During the summer of 2018, Joel Snyder, a loved teacher at Southern Huntingdon County High School (SHCHS), was diagnosed with testicular cancer. His treatments began at the end of September and was out of the classroom until he returned in late January.
Snyder’s wife, Lori, was concerned he would not make it through a full school day without becoming too exhausted to continue teaching when he returned full time. Thankfully, the first two weeks this high school math teacher returned had several days impacted by weather leading to cancellations, delays and early dismissals. These adjusted schedules helped Snyder somewhat return to his usual school routine.
The treatments Snyder went through affected him in various ways including mentally and physically.
He shared his experiences of the mental changes stating, “I did not know what people meant by the ‘chemo fog’ until I experienced it myself. There were many times when I was recording math lessons that I had to use a calculator to do simple calculations. On several occasions, I had to redo a video (Snyder produced online lessons to be applied at school during his absence) because I kept making mistakes. Then there were times when I knew what I wanted to say, but I could not seem to get it from my mind to my mouth.” These difficulties did not discourage him; he never gave up when things became hard.
Snyder went through many physical changes as well from losing hair to losing weight. “I found it weird to look into the mirror and see someone else’s reflection. It was not the same person I was used to seeing.” Snyder was admitted to the hospital for chemotherapy on a regular basis with each treatment scheduled for five days. “I actually felt better on those days than the several days when I returned home, but I struggled with terrible acid reflux.”

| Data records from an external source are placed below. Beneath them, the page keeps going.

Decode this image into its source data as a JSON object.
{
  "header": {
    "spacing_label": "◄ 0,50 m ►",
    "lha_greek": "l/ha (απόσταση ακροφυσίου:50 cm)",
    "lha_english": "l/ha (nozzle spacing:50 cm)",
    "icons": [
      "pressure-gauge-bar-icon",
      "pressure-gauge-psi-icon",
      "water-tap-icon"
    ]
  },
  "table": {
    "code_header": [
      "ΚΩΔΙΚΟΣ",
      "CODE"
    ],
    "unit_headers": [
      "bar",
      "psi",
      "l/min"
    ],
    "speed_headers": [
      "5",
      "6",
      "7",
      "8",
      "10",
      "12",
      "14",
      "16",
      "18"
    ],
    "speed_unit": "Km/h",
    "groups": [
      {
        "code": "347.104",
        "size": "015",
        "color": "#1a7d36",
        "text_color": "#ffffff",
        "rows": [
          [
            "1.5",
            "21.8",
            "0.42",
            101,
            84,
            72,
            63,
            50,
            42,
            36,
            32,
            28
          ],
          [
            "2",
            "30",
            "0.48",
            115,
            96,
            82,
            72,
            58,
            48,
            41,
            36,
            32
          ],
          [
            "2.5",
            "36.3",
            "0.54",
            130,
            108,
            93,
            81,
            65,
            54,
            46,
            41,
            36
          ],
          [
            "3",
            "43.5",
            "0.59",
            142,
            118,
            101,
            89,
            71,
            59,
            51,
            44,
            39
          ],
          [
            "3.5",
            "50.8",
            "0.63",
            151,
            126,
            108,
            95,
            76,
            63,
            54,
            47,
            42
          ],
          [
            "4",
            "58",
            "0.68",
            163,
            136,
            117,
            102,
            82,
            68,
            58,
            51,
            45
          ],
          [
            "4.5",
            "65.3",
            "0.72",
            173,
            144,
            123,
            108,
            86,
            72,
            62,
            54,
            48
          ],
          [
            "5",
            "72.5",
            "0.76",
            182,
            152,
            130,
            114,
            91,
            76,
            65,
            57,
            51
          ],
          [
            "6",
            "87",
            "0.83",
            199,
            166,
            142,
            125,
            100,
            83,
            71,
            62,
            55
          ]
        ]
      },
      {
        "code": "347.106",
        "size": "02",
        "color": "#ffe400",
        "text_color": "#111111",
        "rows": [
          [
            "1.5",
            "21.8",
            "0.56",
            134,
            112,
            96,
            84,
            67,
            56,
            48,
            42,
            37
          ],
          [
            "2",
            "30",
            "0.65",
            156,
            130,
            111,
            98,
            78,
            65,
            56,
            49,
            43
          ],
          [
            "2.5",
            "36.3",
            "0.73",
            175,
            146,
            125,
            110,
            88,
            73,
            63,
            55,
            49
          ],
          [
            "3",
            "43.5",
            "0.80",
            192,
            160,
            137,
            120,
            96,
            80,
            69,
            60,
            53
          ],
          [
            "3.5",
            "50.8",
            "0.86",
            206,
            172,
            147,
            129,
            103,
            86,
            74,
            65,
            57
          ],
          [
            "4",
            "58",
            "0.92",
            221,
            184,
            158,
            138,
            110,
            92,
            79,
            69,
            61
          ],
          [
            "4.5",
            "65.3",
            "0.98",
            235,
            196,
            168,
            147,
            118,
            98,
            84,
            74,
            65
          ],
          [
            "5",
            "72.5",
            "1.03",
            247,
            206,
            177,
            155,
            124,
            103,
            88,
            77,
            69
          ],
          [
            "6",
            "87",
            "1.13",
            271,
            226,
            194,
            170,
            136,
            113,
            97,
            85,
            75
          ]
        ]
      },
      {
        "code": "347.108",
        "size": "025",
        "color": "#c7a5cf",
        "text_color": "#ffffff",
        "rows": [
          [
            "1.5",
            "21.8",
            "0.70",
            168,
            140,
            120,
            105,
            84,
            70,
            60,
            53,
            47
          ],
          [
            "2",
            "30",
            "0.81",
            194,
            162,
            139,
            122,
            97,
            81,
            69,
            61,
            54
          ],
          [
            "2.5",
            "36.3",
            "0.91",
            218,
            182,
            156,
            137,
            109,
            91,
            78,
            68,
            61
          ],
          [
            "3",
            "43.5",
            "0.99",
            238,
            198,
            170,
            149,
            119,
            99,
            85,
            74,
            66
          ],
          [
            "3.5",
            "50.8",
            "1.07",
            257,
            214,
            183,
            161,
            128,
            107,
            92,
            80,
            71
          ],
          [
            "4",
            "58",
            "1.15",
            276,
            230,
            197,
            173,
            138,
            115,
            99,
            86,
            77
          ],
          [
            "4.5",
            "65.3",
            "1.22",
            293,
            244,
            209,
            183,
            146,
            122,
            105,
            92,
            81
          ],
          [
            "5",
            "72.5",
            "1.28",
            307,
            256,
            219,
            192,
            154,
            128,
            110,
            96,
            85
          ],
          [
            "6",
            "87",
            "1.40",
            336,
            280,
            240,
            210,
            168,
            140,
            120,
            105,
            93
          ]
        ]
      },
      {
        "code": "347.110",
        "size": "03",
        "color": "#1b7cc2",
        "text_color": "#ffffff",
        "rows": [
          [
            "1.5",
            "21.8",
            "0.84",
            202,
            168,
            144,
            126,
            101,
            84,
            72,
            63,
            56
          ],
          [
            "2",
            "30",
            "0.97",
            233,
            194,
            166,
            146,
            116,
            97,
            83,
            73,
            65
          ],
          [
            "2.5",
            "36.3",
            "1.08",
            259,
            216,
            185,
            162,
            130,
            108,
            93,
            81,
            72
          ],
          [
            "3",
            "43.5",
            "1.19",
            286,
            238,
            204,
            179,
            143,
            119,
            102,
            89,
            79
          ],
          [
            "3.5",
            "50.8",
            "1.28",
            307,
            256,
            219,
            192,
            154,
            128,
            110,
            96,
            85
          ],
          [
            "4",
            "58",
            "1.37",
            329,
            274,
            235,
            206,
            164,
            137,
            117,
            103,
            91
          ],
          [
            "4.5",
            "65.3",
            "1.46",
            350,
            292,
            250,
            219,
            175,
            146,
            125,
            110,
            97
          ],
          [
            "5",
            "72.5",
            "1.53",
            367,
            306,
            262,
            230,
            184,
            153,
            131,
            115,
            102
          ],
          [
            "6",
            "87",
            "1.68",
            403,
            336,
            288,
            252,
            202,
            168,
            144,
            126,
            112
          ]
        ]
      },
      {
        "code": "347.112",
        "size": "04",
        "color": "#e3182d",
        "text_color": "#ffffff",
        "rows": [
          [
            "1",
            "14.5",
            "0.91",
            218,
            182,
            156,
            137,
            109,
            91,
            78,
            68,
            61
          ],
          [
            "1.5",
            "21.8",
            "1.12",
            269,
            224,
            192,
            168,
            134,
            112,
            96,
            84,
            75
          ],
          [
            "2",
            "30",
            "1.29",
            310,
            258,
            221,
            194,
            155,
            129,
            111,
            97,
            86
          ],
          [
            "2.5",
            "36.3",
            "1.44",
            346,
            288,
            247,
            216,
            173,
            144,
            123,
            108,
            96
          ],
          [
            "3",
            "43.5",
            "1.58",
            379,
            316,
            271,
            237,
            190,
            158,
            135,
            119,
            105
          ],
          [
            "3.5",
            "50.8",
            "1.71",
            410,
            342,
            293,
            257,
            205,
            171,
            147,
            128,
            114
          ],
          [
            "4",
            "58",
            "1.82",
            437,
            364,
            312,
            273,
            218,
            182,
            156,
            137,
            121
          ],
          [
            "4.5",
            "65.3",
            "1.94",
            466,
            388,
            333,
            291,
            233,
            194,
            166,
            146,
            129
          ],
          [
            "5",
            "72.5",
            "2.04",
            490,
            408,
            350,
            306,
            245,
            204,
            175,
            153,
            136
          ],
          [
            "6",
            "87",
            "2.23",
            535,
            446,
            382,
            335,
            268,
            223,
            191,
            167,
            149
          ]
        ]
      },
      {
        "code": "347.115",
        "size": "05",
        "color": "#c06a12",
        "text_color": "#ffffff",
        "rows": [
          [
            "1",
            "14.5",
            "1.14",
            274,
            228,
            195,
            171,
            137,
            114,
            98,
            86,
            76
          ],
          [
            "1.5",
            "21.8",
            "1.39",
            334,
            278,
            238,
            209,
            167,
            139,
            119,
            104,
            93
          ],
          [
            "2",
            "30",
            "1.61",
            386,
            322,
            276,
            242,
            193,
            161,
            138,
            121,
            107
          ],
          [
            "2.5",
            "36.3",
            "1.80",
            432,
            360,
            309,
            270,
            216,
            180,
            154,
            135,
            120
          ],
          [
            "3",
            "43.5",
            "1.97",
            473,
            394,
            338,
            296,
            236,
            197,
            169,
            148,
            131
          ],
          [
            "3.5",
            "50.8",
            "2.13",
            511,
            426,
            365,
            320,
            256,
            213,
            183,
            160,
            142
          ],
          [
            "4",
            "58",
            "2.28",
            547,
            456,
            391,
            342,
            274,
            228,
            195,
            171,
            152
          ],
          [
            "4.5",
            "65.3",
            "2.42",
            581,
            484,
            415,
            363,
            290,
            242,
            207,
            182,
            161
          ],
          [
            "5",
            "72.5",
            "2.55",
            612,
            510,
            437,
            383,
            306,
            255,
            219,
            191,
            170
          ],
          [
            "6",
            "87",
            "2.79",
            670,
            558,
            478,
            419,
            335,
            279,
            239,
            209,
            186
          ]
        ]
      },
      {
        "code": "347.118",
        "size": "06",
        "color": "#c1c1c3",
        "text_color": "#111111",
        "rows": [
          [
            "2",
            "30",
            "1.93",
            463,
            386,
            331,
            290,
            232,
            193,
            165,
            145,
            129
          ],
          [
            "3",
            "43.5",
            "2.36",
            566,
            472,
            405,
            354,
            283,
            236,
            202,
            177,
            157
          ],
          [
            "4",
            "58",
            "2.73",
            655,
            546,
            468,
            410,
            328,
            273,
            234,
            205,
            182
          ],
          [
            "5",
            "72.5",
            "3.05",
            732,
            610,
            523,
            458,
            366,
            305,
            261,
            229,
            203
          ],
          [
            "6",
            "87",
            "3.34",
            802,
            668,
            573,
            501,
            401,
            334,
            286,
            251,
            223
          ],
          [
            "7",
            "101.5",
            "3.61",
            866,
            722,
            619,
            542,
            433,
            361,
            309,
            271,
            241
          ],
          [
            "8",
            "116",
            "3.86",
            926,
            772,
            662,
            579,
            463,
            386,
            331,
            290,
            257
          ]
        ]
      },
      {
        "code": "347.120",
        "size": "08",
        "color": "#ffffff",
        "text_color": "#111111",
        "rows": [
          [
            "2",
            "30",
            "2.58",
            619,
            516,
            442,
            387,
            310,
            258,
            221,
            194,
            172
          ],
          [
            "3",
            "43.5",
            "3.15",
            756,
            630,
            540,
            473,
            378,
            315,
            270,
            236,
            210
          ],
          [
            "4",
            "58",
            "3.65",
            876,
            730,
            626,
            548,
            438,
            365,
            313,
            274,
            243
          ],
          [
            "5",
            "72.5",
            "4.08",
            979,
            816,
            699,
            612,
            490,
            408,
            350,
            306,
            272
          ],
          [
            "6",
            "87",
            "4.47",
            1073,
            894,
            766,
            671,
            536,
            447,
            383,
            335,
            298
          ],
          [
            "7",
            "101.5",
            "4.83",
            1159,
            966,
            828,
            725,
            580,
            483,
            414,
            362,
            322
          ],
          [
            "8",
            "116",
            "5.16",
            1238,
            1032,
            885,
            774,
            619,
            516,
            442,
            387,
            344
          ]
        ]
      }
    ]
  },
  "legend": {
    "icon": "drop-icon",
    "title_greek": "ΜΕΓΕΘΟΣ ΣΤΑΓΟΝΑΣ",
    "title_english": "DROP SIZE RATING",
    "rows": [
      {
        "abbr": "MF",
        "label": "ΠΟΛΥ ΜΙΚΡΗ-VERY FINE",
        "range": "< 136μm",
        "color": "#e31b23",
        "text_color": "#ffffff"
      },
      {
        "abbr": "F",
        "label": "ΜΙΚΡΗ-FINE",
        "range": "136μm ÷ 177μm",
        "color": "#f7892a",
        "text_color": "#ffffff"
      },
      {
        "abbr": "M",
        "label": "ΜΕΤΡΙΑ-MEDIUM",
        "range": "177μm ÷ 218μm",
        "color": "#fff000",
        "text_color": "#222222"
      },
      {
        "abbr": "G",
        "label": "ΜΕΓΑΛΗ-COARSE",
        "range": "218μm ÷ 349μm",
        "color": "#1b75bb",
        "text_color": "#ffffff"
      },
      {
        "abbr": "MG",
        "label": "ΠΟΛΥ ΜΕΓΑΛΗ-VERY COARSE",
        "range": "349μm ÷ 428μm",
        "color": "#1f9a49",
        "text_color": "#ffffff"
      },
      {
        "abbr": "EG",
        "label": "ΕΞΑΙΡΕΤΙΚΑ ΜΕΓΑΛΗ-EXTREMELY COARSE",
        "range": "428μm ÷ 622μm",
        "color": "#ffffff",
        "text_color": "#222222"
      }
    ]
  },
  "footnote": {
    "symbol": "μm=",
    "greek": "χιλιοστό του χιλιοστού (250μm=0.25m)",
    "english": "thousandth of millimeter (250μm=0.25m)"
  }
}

Snyder said, “I think I was “couch-bound” for at least five days. There were many days that I only moved from the couch to use the restroom.” Even eating food had become difficult for him. “As the treatments continued, it seemed like food tasted more and more like metal. After the first bite of food, I could not really taste anything. Although this has gotten better since the treatments are done, I still have a metallic taste in my mouth from time to time.” Snyder remains strong throughout his treatments and the side effects as he continues to fight the cancer.
Throughout his hard and difficult times, Snyder continued to create videos for his calculus and Advanced Mathematics students so that they could persevere their education while his Geometry students were taught by Sandi Berrier, former math instructor at SHC. “I am grateful that Berrier agreed to facilitate in the classroom as the substitute teacher in my absence and that the school district allowed me to serve in that capacity.” Berrier aided Snyder in many ways, including standing in for him while he was unable to be there for his students physically. Berrier did an amazing job helping students understand the mathematics and answering questions that could not be answered because Snyder was not able.
Snyder has progressively gotten better and continues to fight his illness. “When I met with my oncologist three weeks after my treatments ended, we reviewed scans and blood work. The lymph nodes that were enlarged have returned to normal size.”
Snyder will return to Hershey at the end of March for scans and blood work. The doctors will be trying to see if any clots have not yet dissolved, but hopefully will, and to make sure that cancer has not returned. That procedure will be done every three months for the first year following the treatments. Scans and blood work will be done every four months for the second year following treatments.
Snyder’s return has been a difficult adjustment, but students and teachers are grateful to have him back in the classroom. Joshua Fleck, an SHC freshman geometry student in Snyder’s class, related how thankful he is to have his teacher back in charge of the classroom. “Mr. Snyder does a wonderful job interacting with the students and creating a class that is enjoyable to be a part of. His sense of humor brings the class to life and makes the learning experience more entertaining.”
Joel Snyder, who is not only a teacher, fulfills the role of a father, husband and preacher who is loved by all. “So many people blessed me with words of encouragement, cards, gifts and prayers. Students and teachers at the school made and signed a quilt for me. It was, and still is, an encouragement when I curl underneath it on the couch,” Snyder said, “These acts of kindness have helped my family and me through this difficult journey.”
Snyder’s students and fellow faculty members are ecstatic to welcome him back and can only hope and pray he beats cancer!